The latest findings of the World Wide Fund for Nature reveal that Pakistan’s already meagre forest cover is being depleted by 2.1 per cent, the highest annual deforestation rate in Asia. Much of this reduction can be attributed to the official policy of changing the status of forest lands and allowing their use for other purposes. According to the WWF, more than 150,000 acres of forest have been lost in this way since the country’s inception in 1947. Encroachers and commercial harvesters, often called the timber mafia, have also played havoc with their authorised as well as illegal felling.

Pakistan’s once lush mangrove stands, which serve as natural hatcheries and offer protection against tidal surges, have taken the biggest hit with an annual depletion rate of nearly 2.3 per cent.
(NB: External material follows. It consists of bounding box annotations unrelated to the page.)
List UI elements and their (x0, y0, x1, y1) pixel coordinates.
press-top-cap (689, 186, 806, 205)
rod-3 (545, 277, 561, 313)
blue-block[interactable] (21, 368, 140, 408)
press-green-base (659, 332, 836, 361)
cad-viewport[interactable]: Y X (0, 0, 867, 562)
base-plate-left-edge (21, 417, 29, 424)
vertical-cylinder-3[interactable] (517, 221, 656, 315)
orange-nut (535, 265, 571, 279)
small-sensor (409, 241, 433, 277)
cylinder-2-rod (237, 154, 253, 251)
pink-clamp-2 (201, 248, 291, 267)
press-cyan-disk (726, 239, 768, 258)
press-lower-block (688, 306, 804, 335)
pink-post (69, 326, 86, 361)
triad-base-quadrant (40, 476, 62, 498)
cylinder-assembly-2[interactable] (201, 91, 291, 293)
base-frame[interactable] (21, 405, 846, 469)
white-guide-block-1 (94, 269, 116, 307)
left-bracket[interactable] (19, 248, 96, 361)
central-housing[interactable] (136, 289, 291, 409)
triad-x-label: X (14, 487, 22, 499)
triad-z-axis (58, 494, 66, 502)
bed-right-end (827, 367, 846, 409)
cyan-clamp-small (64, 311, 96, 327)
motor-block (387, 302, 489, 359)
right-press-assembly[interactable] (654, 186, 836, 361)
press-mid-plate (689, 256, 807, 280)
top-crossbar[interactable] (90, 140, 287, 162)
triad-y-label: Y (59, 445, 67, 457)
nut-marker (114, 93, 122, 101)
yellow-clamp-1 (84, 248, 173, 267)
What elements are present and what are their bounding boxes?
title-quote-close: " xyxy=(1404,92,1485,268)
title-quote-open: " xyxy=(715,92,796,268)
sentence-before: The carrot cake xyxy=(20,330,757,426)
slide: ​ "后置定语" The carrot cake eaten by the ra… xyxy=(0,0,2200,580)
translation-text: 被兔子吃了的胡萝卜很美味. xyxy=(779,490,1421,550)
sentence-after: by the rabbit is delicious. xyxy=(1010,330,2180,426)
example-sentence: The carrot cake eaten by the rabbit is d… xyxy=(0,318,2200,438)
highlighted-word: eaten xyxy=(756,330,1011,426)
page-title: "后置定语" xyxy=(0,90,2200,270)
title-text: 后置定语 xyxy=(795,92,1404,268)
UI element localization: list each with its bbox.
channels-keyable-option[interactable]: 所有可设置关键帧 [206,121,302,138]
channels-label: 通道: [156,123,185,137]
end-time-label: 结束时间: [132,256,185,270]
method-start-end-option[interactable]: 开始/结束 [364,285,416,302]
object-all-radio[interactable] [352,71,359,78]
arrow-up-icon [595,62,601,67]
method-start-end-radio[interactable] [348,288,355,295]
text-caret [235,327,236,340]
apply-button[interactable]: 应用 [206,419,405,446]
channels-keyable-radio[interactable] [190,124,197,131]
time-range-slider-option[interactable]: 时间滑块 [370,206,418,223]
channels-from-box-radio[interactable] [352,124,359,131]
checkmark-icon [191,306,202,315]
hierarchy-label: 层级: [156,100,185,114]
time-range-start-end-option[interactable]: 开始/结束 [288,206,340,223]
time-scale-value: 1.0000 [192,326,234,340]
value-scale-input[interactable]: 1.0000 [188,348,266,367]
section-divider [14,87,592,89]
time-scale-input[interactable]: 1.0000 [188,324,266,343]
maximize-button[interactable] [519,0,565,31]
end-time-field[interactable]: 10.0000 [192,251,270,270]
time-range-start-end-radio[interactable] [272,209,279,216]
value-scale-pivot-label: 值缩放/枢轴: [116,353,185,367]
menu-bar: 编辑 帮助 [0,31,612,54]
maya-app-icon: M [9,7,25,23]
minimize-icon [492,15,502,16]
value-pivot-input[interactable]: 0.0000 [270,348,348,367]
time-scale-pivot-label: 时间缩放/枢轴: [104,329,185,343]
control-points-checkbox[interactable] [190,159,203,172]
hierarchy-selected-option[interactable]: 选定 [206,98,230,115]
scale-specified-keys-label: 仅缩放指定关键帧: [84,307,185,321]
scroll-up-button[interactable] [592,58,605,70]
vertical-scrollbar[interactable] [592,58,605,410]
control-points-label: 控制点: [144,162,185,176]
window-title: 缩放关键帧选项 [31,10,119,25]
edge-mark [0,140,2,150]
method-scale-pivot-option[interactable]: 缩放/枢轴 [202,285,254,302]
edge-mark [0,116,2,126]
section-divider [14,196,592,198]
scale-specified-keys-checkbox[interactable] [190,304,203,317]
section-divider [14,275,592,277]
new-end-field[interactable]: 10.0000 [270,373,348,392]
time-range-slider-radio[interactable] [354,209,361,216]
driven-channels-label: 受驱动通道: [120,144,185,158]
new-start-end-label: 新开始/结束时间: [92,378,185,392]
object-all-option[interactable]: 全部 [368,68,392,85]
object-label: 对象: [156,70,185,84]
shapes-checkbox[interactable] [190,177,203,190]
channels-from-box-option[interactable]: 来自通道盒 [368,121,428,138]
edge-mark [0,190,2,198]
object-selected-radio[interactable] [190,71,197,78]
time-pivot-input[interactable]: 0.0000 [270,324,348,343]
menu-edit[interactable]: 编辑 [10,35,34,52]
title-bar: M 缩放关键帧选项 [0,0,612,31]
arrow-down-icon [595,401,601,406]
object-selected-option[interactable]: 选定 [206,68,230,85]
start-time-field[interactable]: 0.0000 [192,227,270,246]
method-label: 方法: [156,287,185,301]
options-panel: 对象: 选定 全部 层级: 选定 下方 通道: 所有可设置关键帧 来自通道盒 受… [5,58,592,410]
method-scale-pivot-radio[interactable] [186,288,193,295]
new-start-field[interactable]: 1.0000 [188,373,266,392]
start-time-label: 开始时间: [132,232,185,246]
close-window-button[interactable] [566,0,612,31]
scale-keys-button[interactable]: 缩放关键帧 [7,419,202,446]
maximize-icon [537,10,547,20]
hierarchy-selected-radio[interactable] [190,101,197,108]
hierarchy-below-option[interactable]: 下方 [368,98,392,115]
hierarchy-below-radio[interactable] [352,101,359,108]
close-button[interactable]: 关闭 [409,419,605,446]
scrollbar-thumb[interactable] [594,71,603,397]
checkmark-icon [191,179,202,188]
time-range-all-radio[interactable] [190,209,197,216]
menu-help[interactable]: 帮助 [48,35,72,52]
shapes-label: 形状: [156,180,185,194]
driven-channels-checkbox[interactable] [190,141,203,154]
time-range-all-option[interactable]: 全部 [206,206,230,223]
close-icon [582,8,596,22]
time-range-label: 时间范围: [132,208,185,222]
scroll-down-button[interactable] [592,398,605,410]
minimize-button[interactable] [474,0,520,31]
Estimates vary but it is believed that the mangrove cover along the coast has fallen from nearly 1.5 million acres in 1966 to just about 420,000 acres today, and even this shockingly low count is seen by some as generous. Deforestation, be it in the Indus delta or the mountains, carries severe socio-economic costs. The livelihoods and way of life of local communities that use forests in sustainable ways — collecting fallen branches for fuel, grazing livestock, etc — can be ruined beyond repair by rampant logging. Deforestation is also associated with climate change while Pakistan has already seen an increase in deadly landslides, flash floods and the silting of major dams. All this is preventable and reforestation is the need of the hour. But for that to happen we need rulers who actually care.